Jakarta - Pemerintah tampaknya benar-benar punya niat sekeras batu untuk mengegolkan program bantuan sosial berupa Bantuan Langsung Sementara Masyarakat (BLSM) di RAPBN Perubahan 2013.

Buktinya, walau sudah dikritik habis-habisan bahwa BLSM akan cenderung dianggap sebagai suap politik ke masyarakat jelang pemilu 2014, Menkeu Chatib Basri mengatakan pihaknya belum ada rencana mengganti program itu dengan hal produktif.

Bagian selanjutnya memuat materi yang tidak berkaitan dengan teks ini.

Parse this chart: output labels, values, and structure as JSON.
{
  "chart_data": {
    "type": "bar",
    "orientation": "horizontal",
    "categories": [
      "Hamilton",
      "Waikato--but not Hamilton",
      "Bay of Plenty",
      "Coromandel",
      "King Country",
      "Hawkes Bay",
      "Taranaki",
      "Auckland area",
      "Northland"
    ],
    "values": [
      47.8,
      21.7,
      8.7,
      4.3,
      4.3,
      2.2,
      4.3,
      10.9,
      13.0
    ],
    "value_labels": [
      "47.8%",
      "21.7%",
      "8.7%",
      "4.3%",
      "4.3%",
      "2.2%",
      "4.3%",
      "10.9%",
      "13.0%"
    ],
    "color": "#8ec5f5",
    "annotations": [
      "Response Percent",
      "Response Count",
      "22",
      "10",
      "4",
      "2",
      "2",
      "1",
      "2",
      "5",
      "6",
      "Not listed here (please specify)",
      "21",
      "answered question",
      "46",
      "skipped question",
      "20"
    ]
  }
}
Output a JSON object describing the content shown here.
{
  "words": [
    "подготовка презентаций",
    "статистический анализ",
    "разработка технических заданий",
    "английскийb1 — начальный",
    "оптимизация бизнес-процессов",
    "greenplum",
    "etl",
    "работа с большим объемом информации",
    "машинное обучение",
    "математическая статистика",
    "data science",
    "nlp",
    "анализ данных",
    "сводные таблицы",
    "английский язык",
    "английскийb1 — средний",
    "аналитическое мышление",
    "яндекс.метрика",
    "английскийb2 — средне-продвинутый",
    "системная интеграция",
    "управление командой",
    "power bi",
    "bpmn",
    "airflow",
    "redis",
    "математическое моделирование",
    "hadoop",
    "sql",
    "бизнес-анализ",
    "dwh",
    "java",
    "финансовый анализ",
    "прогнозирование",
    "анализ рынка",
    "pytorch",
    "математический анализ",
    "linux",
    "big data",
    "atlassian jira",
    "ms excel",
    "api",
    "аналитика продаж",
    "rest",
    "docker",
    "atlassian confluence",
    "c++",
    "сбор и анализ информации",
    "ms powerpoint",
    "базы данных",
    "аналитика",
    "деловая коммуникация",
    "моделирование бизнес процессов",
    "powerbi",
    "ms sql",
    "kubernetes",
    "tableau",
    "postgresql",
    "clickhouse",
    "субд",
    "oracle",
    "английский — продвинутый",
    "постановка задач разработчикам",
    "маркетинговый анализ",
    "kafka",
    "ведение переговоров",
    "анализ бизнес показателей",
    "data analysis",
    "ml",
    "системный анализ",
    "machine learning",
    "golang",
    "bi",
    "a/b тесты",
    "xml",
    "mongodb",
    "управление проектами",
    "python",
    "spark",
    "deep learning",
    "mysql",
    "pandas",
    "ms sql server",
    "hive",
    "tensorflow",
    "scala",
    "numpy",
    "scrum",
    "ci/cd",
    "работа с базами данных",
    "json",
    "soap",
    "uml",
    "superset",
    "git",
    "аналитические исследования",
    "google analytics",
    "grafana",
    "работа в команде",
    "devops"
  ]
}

"Tujuan BLSM ini kan untuk menolong penduduk miskin akibat dampak kenaikan BBM. Mengenai berapa lama program ini dilaksanakan, itu yang akan kita bicarakan nanti di DPR," kata Chatib Basri kepada wartawan di Jakarta, Senin (3/6).

Dia mengaku Pemerintah sudah mengetahui bahwa kenaikan harga BBM akan mengakibatkan banyak kesulitan baru di masyarakat, termasuk kemungkinan inflasi dan melonjaknya harga barang kebutuhan pokok. Hanya bagi Pemerintah, hal demikian takkan bermasalah sepanjang Pemerintah bisa mengendalikan pasokan dan harga bahan konsumsi itu.

Dia mengatakan pihaknya berharap pembahasan RAPBN-P 2013 itu bisa segera selesai sehingga Pemerintah bisa lanjut dengan BLSM.

"Kita harap bisa selesai pada pertengahan bulan ini," imbuhnya.